Raumkrankheit mit langer Geschichte
Vielen Astronautenkollegen Schlegels blieb hingegen die Raumkrankheit nicht erspart, bei der es sich um eine Störung des Gleichgewichtsorgans beim Eintritt in die Schwerelosigkeit handelt. Sie kann, muss aber nicht eintreten. Ihre Symptome reichen wie bei der Seekrankheit von leichter Übelkeit und Desorientierung bis zum Erbrechen und starkem Unwohlsein. Die Krankheit geht meistens durch die Anpassung des Körpers an die Schwerelosigkeit nach einigen Tagen wieder zurück und kann auch medikamentös behandelt werden.

Trotz eines speziellen Trainings auf der Erde, bei dem die Kandidaten unter anderem in Betten schlafen, bei denen das Fußende höher als das Kopfende ist, kann der Zustand bei einem Raumflug nicht exakt vorweggenommen werden. Und so schlägt für jeden Astronauten erst auf der Umlaufbahn die Stunde der Wahrheit.

Viele können davon ein Klagelied singen, so der zweite Mensch im All, der Russe German Titow, bei dem das Phänomen zuerst registriert wurde. Er war bei seinem 25-Stunden-Flug im August 1961 nur bedingt arbeitsfähig, was allerdings damals erst einmal verschwiegen wurde. Auch Walentina Tereschkowa litt heftig, als sie 1963 die Erde knapp drei Tage umkreiste. Sie schlief sogar mehrfach ein und erfüllte die Vorgaben und Erwartungen von Chefkonstrukteur Sergej Koroljow höchst unbefriedigend. Er wetterte deshalb auch, dass ihm sobald "kein Weib" mehr ins All komme. Darauf folgte wirklich eine 19-jährige Startpause für die russische Damenwelt.

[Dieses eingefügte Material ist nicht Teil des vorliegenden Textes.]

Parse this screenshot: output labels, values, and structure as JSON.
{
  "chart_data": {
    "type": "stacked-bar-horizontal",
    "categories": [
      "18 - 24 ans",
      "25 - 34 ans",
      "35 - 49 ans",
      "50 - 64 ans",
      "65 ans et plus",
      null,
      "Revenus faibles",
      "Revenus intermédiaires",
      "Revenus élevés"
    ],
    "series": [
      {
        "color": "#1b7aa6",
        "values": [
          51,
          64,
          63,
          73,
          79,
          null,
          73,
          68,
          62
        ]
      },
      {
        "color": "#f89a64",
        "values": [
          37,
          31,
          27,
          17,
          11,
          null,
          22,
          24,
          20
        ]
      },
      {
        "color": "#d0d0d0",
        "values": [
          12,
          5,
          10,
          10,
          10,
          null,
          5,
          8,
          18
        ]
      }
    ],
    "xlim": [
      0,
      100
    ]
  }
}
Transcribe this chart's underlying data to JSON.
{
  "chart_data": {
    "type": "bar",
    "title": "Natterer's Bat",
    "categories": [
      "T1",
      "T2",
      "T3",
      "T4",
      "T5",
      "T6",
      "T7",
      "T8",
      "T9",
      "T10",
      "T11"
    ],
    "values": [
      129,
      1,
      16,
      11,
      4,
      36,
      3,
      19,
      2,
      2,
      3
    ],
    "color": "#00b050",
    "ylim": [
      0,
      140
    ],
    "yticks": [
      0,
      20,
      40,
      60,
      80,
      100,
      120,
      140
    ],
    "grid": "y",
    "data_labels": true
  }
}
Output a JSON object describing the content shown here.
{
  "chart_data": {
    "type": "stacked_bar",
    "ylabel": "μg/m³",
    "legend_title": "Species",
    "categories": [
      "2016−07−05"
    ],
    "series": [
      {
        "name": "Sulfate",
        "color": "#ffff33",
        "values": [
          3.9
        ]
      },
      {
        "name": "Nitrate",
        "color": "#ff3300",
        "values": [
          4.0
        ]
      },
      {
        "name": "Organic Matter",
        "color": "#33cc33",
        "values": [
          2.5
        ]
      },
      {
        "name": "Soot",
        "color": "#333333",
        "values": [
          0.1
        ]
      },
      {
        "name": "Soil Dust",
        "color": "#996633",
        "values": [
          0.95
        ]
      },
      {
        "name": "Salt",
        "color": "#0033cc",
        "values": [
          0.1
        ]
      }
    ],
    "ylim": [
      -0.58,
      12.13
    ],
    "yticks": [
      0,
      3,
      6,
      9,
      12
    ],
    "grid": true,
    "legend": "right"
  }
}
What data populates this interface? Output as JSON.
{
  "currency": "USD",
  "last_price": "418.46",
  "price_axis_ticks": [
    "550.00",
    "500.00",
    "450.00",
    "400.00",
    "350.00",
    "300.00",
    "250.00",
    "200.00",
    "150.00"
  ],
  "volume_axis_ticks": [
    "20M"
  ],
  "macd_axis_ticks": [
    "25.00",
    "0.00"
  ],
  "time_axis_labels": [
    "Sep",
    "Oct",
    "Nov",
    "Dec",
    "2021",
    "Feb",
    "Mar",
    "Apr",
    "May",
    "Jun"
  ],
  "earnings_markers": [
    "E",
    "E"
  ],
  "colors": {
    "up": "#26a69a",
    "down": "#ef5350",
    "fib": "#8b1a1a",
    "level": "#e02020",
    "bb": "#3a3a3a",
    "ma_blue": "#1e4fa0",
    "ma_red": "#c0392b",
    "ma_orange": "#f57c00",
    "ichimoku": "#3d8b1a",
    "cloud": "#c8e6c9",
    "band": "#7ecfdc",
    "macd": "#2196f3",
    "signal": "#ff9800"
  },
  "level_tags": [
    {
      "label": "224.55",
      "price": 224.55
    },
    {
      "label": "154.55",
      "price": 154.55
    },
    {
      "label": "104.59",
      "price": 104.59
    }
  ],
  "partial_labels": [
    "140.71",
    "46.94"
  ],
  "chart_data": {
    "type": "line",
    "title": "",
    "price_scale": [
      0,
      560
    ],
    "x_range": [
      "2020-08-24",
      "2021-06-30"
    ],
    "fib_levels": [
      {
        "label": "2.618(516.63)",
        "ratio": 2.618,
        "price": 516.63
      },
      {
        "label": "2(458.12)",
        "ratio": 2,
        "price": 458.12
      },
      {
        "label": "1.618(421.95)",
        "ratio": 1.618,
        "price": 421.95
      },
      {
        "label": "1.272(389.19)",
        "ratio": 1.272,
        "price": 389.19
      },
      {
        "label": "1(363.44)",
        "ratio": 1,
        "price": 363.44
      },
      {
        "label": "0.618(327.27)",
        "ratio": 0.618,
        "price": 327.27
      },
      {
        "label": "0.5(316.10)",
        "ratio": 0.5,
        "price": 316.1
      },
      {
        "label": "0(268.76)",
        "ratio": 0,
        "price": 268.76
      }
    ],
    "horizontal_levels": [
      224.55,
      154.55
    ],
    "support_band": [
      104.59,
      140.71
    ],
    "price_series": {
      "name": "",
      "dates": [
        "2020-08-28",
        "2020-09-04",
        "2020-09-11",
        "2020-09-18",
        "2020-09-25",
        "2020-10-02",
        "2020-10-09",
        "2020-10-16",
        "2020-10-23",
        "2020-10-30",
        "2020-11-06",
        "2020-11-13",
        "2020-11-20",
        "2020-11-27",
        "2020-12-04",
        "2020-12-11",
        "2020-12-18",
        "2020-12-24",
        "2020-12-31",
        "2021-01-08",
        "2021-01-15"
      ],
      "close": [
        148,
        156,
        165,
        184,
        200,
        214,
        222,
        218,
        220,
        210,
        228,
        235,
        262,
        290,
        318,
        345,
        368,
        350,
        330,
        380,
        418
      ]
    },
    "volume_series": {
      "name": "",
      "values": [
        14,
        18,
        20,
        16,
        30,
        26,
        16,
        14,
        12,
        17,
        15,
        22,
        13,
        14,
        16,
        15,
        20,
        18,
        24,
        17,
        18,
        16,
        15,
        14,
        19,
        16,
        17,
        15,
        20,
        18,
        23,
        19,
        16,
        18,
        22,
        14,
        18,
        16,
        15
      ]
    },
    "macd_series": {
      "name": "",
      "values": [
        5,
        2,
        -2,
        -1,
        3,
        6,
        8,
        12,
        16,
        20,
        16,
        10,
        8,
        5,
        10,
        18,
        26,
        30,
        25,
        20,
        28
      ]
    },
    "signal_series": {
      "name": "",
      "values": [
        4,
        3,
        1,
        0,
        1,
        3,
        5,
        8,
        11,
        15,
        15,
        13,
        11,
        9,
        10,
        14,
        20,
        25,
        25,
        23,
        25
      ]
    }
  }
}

Nur jeder zehnte Raumfahrer wird mehr oder weniger heftig krank
Später erwischte es auch den ersten "Interkosmonauten" Vladimir Remek aus der damaligen CSSR und einen japanischen TV-Journalisten in russischen Raumstationen arg. Bei den Amerikanern führt Jake Garn die Krankenliste an. Bei einem Flug mit der Raumfähre "Discovery" 1985 erhielt er nach einer Symptome-Skala, die eigentlich nur bis zehn reicht, den Wert von dreizehn.

Doch es gibt auch andere Beispiele, denn statistisch werden nur zehn Prozent der Raumfahrer mehr oder weniger heftig krank. Dem russischen Kosmosveteranen Waleri Bykowski, der 1978 mit Sigmund Jähn eine Woche unterwegs war, wird zum Beispiel nachgesagt, er sei ein medizinisches Phänomen. Bei seinen insgesamt drei Flügen habe er überhaupt keine Anpassungsprobelme gehabt. Es geht sogar die Mär um, Bykowski, der auch ein bekennender Raucher ist, könne man nachts aus einer Kneipe holen und ihn unbeschadet in ein Raumschiff setzen. Allerdings müsse man ihm vorher die Zigarette aus dem Mund nehmen.